Helsinki researchers use ML to unlock the genomic code in clinical cancer samples

A new paper from the University of Helsinki suggests a method for accurately analyzing genomics data in archival cancer biopsies. This tool uses machine learning methods to correct damaged DNA and unveil the true mutation processes in tumor samples. This helps to unlock tremendous medicine values in millions of archival cancer samples.

Molecular-based diagnosis helps to match the right patient with the right cancer treatment. Researchers took particular interest in DNA profiling in clinical cancer samples.

This invaluable source is currently not being used for molecular diagnosis due to the poor DNA quality. Formalin causes severe damage to DNAs, which is an inevitable challenge to analyse cancer genomes in preserved tissues, says lead author Qingli Guo from the University of Helsinki.

Analyzing mutation processes in cancer genomes can help early cancer detection, accurately diagnose cancer, and reveal why some cancers become resistant to treatment. The new method can dramatically accelerate the development of clinical applications that can directly impact future cancer patient care.

The new method predicted more than 90% of developing cancer processes

Lead author Qingli Guo works in close collaboration with scientists from The Institute of Cancer Research (ICR), London, and the Queen Mary University of London, developed machine learning methods, named FFPEsig, to unravel exactly how formalin mutates DNA.

Our results show that normally nearly half of the cancer processes will be missed without noise correction. However, using FFPEsig, more than 90% of them were accurately predicted. says Qingli.

Cancer evolves gradually. Profiling mutational processes in longitudinal samples help to identify clinical informative predictors and make a diagnosis of each tumor stage.

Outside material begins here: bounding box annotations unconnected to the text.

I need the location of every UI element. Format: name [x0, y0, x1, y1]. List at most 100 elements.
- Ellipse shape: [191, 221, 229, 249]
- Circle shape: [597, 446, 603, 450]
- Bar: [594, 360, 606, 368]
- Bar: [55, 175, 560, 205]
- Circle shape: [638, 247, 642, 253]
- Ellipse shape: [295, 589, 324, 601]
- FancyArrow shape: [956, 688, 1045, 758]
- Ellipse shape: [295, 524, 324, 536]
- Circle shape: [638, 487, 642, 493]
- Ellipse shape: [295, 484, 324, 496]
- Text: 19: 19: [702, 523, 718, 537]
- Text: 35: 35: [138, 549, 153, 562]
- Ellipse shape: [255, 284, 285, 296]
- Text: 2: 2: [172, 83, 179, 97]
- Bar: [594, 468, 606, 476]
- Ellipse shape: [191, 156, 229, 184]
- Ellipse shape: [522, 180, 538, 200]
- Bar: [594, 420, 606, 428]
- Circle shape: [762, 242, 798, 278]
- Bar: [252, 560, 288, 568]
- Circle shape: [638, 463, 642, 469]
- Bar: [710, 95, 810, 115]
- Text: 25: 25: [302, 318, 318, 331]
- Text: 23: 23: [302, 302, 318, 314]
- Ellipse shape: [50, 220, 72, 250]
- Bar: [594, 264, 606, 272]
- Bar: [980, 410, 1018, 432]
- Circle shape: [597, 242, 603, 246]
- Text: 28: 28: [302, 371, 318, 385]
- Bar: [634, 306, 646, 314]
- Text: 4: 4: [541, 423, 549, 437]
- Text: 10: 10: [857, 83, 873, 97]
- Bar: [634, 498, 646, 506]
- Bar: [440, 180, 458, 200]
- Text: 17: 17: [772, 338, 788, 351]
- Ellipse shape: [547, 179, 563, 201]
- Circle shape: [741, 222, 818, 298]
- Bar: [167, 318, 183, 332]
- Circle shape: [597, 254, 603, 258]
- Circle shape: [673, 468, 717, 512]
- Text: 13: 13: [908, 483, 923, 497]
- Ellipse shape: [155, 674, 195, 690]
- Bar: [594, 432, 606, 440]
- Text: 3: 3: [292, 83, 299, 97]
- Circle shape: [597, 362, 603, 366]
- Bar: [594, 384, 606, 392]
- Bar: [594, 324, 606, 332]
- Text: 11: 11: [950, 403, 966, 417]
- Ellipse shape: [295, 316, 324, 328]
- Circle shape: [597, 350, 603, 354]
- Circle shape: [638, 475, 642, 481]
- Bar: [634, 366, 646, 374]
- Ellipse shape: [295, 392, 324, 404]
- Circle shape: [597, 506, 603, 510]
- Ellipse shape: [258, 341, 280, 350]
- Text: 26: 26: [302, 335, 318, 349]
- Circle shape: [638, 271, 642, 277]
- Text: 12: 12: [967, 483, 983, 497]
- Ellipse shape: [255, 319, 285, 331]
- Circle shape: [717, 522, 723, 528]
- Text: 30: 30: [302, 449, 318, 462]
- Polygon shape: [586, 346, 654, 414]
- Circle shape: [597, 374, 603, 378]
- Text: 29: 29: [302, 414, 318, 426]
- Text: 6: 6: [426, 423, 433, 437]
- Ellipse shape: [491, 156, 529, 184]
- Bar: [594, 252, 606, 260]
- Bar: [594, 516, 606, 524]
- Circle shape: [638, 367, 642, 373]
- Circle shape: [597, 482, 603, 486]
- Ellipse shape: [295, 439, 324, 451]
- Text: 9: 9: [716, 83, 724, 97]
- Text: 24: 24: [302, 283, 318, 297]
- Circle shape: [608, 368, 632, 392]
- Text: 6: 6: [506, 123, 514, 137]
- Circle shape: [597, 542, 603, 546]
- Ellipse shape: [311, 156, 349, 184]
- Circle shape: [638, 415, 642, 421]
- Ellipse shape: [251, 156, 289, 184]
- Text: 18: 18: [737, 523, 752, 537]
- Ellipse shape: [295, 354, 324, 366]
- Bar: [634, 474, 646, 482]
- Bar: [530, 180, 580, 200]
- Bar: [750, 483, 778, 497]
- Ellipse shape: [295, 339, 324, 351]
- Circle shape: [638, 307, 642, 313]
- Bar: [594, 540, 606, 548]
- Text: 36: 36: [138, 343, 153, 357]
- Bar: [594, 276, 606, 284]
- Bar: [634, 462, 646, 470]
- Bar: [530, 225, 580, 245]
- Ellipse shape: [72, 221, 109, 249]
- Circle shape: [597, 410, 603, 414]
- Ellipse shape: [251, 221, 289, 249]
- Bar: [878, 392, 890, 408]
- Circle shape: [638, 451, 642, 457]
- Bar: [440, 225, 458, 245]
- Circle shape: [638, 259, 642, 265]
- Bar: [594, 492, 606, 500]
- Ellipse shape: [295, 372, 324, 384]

Our finding enables the characterization of clinically relevant signatures from the preserved tumor biopsies stored at room temperatures for decades. With a deep understanding of how formalin impacts the cancer genome, our study opens a huge opportunity to transform the developed signature detection assays using large cost-effective archival samples.

The researchers pointed out that the method currently does not completely remove artifacts that appeared in FFPE samples showing batch effects, and how well the tool performs varies by cancer type, so care must be taken to interpret any findings. We are also interested in further applying their methods to a much broader spectrum of archival samples in the future.

The research was funded by Cancer Research UK, the University of Helsinki, and in part by the Academy of Finland. This project is co-led by senior authors Prof. Ville Mustonen (University of Helsinki) and Prof. Trevor Graham (the ICR).